André Lurton, l’homme de fer

André Lurton, propriétaire des châteaux bordelais Couhins-Lurton, La Louvière, Bonnet, Cruzeau, Rochemorin, Barbe-Blanche, Coucheroy, Guibon, Quantin, nous a quittés cette semaine, à l’âge de 94 ans.

Cet empereur des vignes – il totalisait dans son portefeuille de crus 630 hectares, dont plus du tiers dans la seule appellation pessac-léognan – était depuis les années cinquante celui qui avait fait de son nom de famille, Lurton, une incontournable signature du vin de Bordeaux. C’était son grand-père, Léonce Recapet, qui en s’installant au Château Bonnet, au cœur de l’Entre-deux-mers, lui transmit cette passion dévorante pour la vigne. Il ne fut pas le seul de cette dynastie à devenir vigneron : son frère Lucien a transmis à ses dix enfants un patrimoine non moins conséquent de crus prestigieux. Avec son autre frère Dominique, père de Pierre, aujourd’hui président d’Yquem et de Cheval Blanc, ils menèrent longtemps une propriété commune, Clos-Fourtet, où Pierre, précisément, fit ses premières armes. André, lui, eut sept enfants et parmi eux quatre au moins sont devenus vignerons.

Dès les années cinquante, lorsqu’il reprit la propriété familiale de Bonnet, André Lurton s’engagea tout entier dans les combats d’un monde viticole d’abord à reconstruire, puis à moderniser, enfin à raffiner. Formé par le syndicalisme agricole et l’engagement citoyen (il cumula les fonctions à la Chambre d’Agriculture, dans de nombreux syndicats viticoles dont ceux de l’entre-deux-mers et de pessac-léognan, et fut maire de sa commune natale de Grézillac), il n’avait pourtant rien du notable bourgeois. L’homme était né combattant, il construira l’ensemble de sa longue vie comme un combattant. D’abord pour créer cette immense entreprise, à partir de presque rien, Bonnet, dont il avait hérité en 1953 et qui fut presqu’entièrement détruit par le gel trois ans plus tard. La Louvière et Couhins-Lurton, deux splendides crus, ont couronné cet œuvre de bâtisseur. Ensuite en ne cessant, avec une volonté de fer, de tracer la route des appellations d’origine contrôlée, lui qui savait bien la fragilité du travail des vignerons. Après l’Entre-deux-mers, qu’il contribua à lui permettre d’affronter les bouleversements du marché des vins de Bordeaux dans le dernier tiers du vingtième siècle, sa bataille la plus homérique fut la reconnaissance de l’appellation pessac-léognan, séparée définitivement des graves en 1987. Il présidera le syndicat de l’appellation jusqu’en 2005.
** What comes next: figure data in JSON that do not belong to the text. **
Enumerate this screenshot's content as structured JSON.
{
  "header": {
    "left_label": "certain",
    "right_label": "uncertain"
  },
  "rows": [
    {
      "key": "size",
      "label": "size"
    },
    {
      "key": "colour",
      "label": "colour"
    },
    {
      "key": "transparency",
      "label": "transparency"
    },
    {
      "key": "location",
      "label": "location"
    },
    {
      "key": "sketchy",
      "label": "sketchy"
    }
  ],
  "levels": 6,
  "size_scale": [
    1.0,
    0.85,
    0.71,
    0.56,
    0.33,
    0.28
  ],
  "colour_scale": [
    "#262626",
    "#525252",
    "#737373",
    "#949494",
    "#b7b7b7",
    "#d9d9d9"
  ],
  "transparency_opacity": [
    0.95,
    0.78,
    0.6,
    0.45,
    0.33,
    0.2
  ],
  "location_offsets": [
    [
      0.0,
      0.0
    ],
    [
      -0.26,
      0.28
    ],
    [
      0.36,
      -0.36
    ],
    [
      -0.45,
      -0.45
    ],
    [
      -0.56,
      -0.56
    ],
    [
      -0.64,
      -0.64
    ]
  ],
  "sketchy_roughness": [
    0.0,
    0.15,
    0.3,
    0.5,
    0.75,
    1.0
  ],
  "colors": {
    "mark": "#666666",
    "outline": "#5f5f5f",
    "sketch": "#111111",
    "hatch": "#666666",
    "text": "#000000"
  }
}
De ses sept enfants, on l’a dit, quatre sont devenus vignerons. Une seule, Christine Bazin de Caix, travaille aujourd’hui dans l’entreprise familiale. Jacques, raffiné winemaker, et François, bouillant vigneron entrepreneur, ont créé et construit à leur tour leur propre aventure viticole. Notre consœur et amie Mathilde Hulot, avait en 2004 réuni autour de la table André et ses fils Jacques et François pour un huis-clos vigneron où se sont échangés, avec beaucoup de saveur et quelques épices, les souvenirs, les passions et les engagements d’un trio hors norme. Nous publions ici cette conversation animée, qui nous fait revenir André dans toute sa force de vie.

À ses enfants et à toute sa famille, aux équipes des vignobles André Lurton, l’équipe de Bettane+Desseauve tout entière présente ses sincères condoléances.